Why does Bill Frist hate the U.S. Bill of Rights?

Bill Frist, the Senate Majority Leader, thinks last week's landmark Supreme Court decision in the Lawrence v. Texas sodomy case threatens to make private homes a bastion of criminality. He said, on ABC's "This Week"
I have this fear that this zone of privacy that we all want protected in our own homes is gradually — or I'm concerned about the potential for it gradually being encroached upon, where criminal activity within the home would in some way be condoned.
Never mind that the whole point of the decision was to remove the concept of criminality from private, intimate activity that stays within the home.

Rep. Marilyn Musgrave, R-Colo, is the principal sponsor of a proposed amendment to the Constitution which, as referred to the House Judiciary Committee, reads:
Marriage in the United States shall consist only of the union of a man and a woman.

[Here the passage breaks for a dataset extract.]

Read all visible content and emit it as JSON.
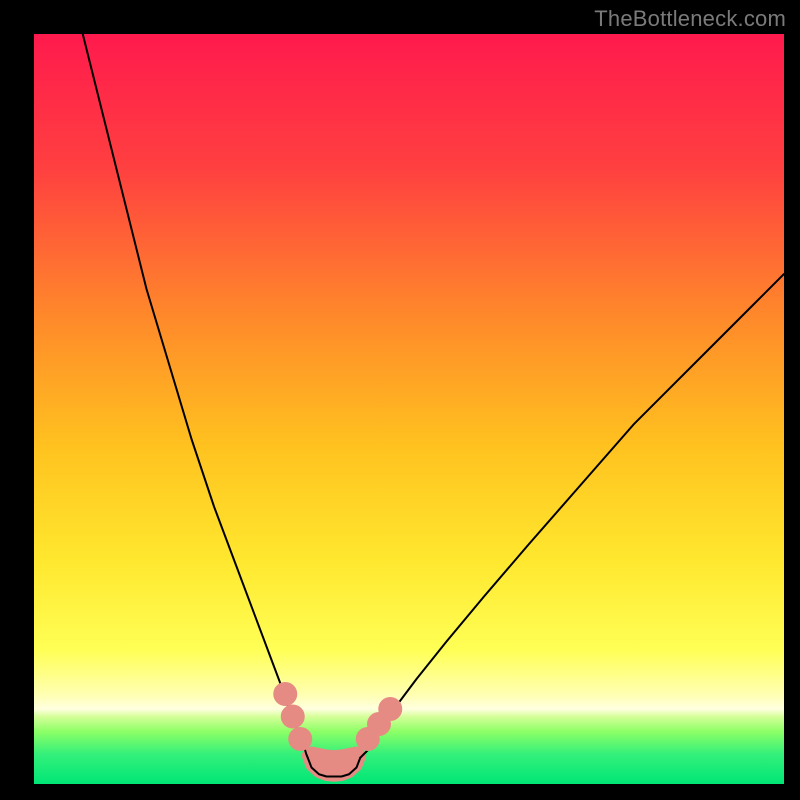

Neither this Constitution nor the constitution of any state under state or federal law shall be construed to require that marital status or the legal incidents thereof be conferred upon unmarried couples or groups.
What Frist says about the Lawrence decision, and the proposed amendment, gives the game away -
I very much feel that marriage is a sacrament, and that sacrament should extend and can extend to that legal entity of a union between — what is traditionally in our Western values has been defined — as between a man and a woman. So I would support the amendment.
Note the use of "sacrament." The American Heritage Dictionary defines "sacrament" this way

  1. Christianity. A rite believed to be a means of or visible form of grace, especially:
    1. In the Eastern, Roman Catholic, and some other Western Christian churches, any of the traditional seven rites that were instituted by Jesus and recorded in the New Testament and that confer sanctifying grace.
    2. In most other Western Christian churches, the two rites, Baptism and the Eucharist, that were instituted by Jesus to confer sanctifying grace.
  2. A religious rite similar to a Christian sacrament, as in character or meaning.
  3. often Sacrament
    1. The Eucharist.
    2. The consecrated elements of the Eucharist, especially the bread or host.

As Frist apparently sees this, it's an explicitly religious issue. Frist seems to have forgotten about the Bill of Rights, specifically the 1st amendment - "Congress shall make no law respecting an establishment of religion, or prohibiting the free exercise thereof..." I guess Senator Frist, who swore to uphold it, doesn't really believe in that part of the Constitution.